Before making the radical switch to Ferrari, Sebastian Vettel contemplated simply quitting formula one. That is the claim of Christian Horner, who as Red Bull team boss witnessed first-hand the Germ...
Before making the radical switch to Ferrari, Sebastian Vettel contemplated simply quitting formula one.
That is the claim of Christian Horner, who as Red Bull team boss witnessed first-hand the German driver's slide from four consecutive world titles to the struggles of 2014.
Last year, Vettel notably struggled to adapt to the sport's new V6-powered format, and failed to stand even once at the top of the podium while teammate Daniel Ricciardo won three grands prix.
"You could tell he (Vettel) wasn't happy," Horner told reporters on Tuesday as he presented to the media Red Bull's new lineup of Ricciardo alongside Russian youngster Daniil Kvyat.
"There was that feeling 'am I (Vettel) enjoying this as much as I thought I was?'" Horner explained.
"It was like someone had taken his toy away.

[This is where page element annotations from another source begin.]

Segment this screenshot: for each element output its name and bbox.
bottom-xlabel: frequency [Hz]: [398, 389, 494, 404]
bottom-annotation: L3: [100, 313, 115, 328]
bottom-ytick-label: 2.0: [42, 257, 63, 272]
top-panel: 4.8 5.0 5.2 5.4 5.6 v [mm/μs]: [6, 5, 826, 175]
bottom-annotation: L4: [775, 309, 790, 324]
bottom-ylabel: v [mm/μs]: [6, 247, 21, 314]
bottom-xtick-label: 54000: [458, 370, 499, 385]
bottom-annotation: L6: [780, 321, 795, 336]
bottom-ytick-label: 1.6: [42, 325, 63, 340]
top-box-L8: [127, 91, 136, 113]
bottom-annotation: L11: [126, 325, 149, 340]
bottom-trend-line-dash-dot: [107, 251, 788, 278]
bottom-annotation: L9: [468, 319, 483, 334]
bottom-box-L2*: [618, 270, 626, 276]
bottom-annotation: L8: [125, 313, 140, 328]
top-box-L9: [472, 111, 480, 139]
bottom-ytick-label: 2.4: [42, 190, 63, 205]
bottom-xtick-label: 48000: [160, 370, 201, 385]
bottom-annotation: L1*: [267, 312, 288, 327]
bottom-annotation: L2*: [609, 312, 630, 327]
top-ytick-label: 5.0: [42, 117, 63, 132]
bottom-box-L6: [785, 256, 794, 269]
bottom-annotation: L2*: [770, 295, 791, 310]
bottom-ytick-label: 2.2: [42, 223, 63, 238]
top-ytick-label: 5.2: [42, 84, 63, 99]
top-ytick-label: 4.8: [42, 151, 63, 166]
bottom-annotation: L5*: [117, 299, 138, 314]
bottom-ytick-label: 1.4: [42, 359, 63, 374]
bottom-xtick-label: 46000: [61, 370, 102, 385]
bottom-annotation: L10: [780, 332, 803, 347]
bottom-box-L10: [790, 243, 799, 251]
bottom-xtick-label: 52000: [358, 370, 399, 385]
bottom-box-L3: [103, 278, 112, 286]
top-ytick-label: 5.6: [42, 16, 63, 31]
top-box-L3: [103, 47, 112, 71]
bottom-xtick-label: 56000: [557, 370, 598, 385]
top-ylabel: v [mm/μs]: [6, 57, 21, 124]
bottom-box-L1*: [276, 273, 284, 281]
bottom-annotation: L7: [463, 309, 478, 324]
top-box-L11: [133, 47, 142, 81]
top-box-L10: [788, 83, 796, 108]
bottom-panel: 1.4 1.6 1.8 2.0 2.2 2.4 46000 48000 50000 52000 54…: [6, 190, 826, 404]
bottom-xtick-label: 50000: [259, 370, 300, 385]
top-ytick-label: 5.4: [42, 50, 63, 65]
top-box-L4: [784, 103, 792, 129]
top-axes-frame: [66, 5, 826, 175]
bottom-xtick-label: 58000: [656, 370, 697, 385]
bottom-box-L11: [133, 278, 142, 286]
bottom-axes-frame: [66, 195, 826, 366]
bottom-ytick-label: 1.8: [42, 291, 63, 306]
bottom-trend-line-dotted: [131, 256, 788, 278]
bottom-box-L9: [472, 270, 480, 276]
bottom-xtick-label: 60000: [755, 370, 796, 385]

He went through a period of disillusionment about the direction formula one was going in.
"There was a stage last year when he thought about whether he wanted to stop or not, whether he was getting the same level of enjoyment or not and whether or not he wanted to continue," he added.
Horner said Vettel, 27, ultimately got to grips with the 'new' F1, but also true is that the German had been in the process of deciding to switch to Ferrari for 2015.
"I think Sebastian felt the timing was right in his career," he said. "He needed that stimulus of a new challenge."
However, not everyone in the paddock is convinced Ferrari is the forum for Vettel to rekindle his passion, especially given the turmoil that has taken place at Maranello in the past months.
Niki Lauda, the team chairman at Mercedes, said Mercedes' current dominance was not born overnight, and "even for Ferrari it will take four years".
And if there are signs that Ferrari's revival might even take longer, "then Sebastian will start to feel the pressure, the politics, the media, which at Ferrari is twice as bad as it is at Red Bull," the F1 legend told Auto Motor und Sport.